Officials familiar with the agreement’s full content confess that the paper is short on details and inundated with vagaries.  For instance, the amount of money Washington will put into Afghan reconstruction and economic development isn’t mentioned, nor is there a concrete proposal outlining how many U.S. troops will be allowed to stay inside Afghanistan after the 2014 drawdown.  Whether any remaining U.S. forces will be subjected to Afghan domestic law is another question mark that could change the game entirely, just as the immunity issue bedeviled post-2011 negotiations between the Obama administration and Iraq. Leaving the nuts and bolts of the operation out of the negotiations was a useful tactic by the diplomats to fast-track the process without any major disagreement, but troop numbers and financial commitment could become sore spots in the future if not tackled adequately early on. 

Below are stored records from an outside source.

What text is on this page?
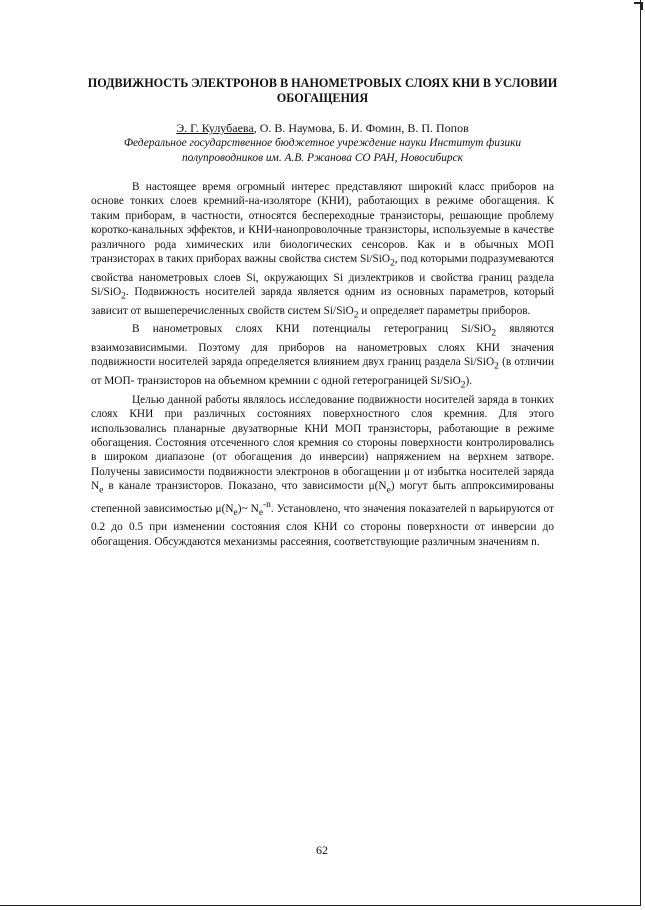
ПОДВИЖНОСТЬ ЭЛЕКТРОНОВ В НАНОМЕТРОВЫХ СЛОЯХ КНИ В УСЛОВИИ ОБОГАЩЕНИЯ

Э. Г. Кулубаева, О. В. Наумова, Б. И. Фомин, В. П. Попов

Федеральное государственное бюджетное учреждение науки Институт физики полупроводников им. А.В. Ржанова СО РАН, Новосибирск

В настоящее время огромный интерес представляют широкий класс приборов на основе тонких слоев кремний-на-изоляторе (КНИ), работающих в режиме обогащения. К таким приборам, в частности, относятся беспереходные транзисторы, решающие проблему коротко-канальных эффектов, и КНИ-нанопроволочные транзисторы, используемые в качестве различного рода химических или биологических сенсоров. Как и в обычных МОП транзисторах в таких приборах важны свойства систем Si/SiO$_2$, под которыми подразумеваются свойства нанометровых слоев Si, окружающих Si диэлектриков и свойства границ раздела Si/SiO$_2$. Подвижность носителей заряда является одним из основных параметров, который зависит от вышеперечисленных свойств систем Si/SiO$_2$ и определяет параметры приборов.

В нанометровых слоях КНИ потенциалы гетерограниц Si/SiO$_2$ являются взаимозависимыми. Поэтому для приборов на нанометровых слоях КНИ значения подвижности носителей заряда определяется влиянием двух границ раздела Si/SiO$_2$ (в отличии от МОП- транзисторов на объемном кремнии с одной гетерограницей Si/SiO$_2$).

Целью данной работы являлось исследование подвижности носителей заряда в тонких слоях КНИ при различных состояниях поверхностного слоя кремния. Для этого использовались планарные двузатворные КНИ МОП транзисторы, работающие в режиме обогащения. Состояния отсеченного слоя кремния со стороны поверхности контролировались в широком диапазоне (от обогащения до инверсии) напряжением на верхнем затворе. Получены зависимости подвижности электронов в обогащении μ от избытка носителей заряда $N_e$ в канале транзисторов. Показано, что зависимости $\mu(N_e)$ могут быть аппроксимированы степенной зависимостью $\mu(N_e)\sim$ $N_e^{-n}$. Установлено, что значения показателей n варьируются от 0.2 до 0.5 при изменении состояния слоя КНИ со стороны поверхности от инверсии до обогащения. Обсуждаются механизмы рассеяния, соответствующие различным значениям n.

62
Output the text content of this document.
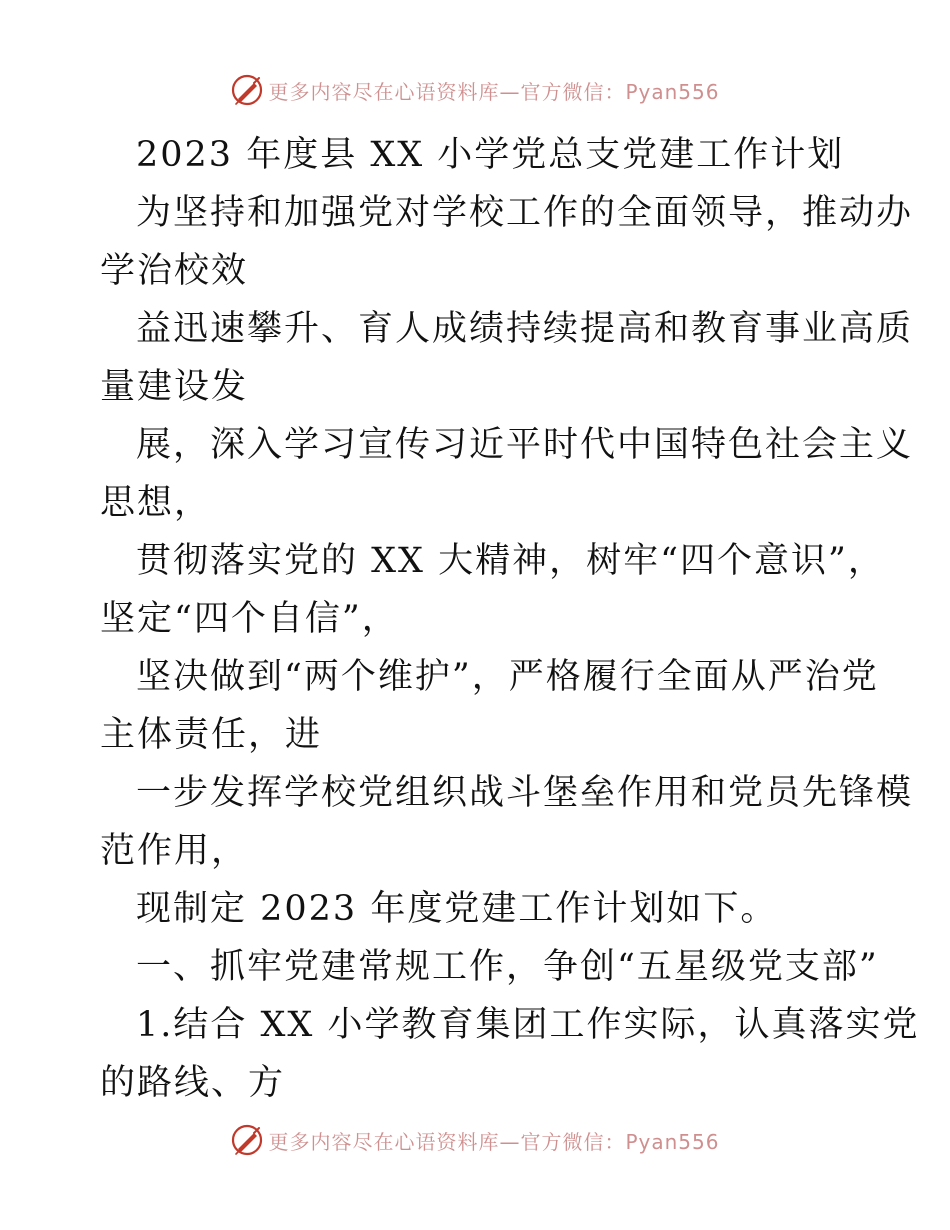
更多内容尽在心语资料库—官方微信：Pyan556
2023 年度县 XX 小学党总支党建工作计划
为坚持和加强党对学校工作的全面领导，推动办
学治校效
益迅速攀升、育人成绩持续提高和教育事业高质
量建设发
展，深入学习宣传习近平时代中国特色社会主义
思想，
贯彻落实党的 XX 大精神，树牢“四个意识”，
坚定“四个自信”，
坚决做到“两个维护”，严格履行全面从严治党
主体责任，进
一步发挥学校党组织战斗堡垒作用和党员先锋模
范作用，
现制定 2023 年度党建工作计划如下。
一、抓牢党建常规工作，争创“五星级党支部”
1.结合 XX 小学教育集团工作实际，认真落实党
的路线、方
更多内容尽在心语资料库—官方微信：Pyan556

Symbolically, the strategic partnership document is a warning to the Taliban insurgency that they can no longer count on their current strategy of waiting out the coalition and retaking Kabul once the buffer of foreign troops leave.  Pakistan, which has been hedging its bets by keeping close to the Taliban in anticipation of NATO leaving, may also have to rethink how its interests can be best served.  Iran, always leery of a U.S. presence anywhere in the region, will view the partnership document as Afghan capitulation to the demands of a superpower.  But what is certain is that none of the players in the conflict will change their decision making if valuable details about the U.S. presence, post-2014, are left ambiguous or subject to a review year after year.

Daniel R. DePetris is the Senior Associate Editor of the Journal on Terrorism and Security Analysis.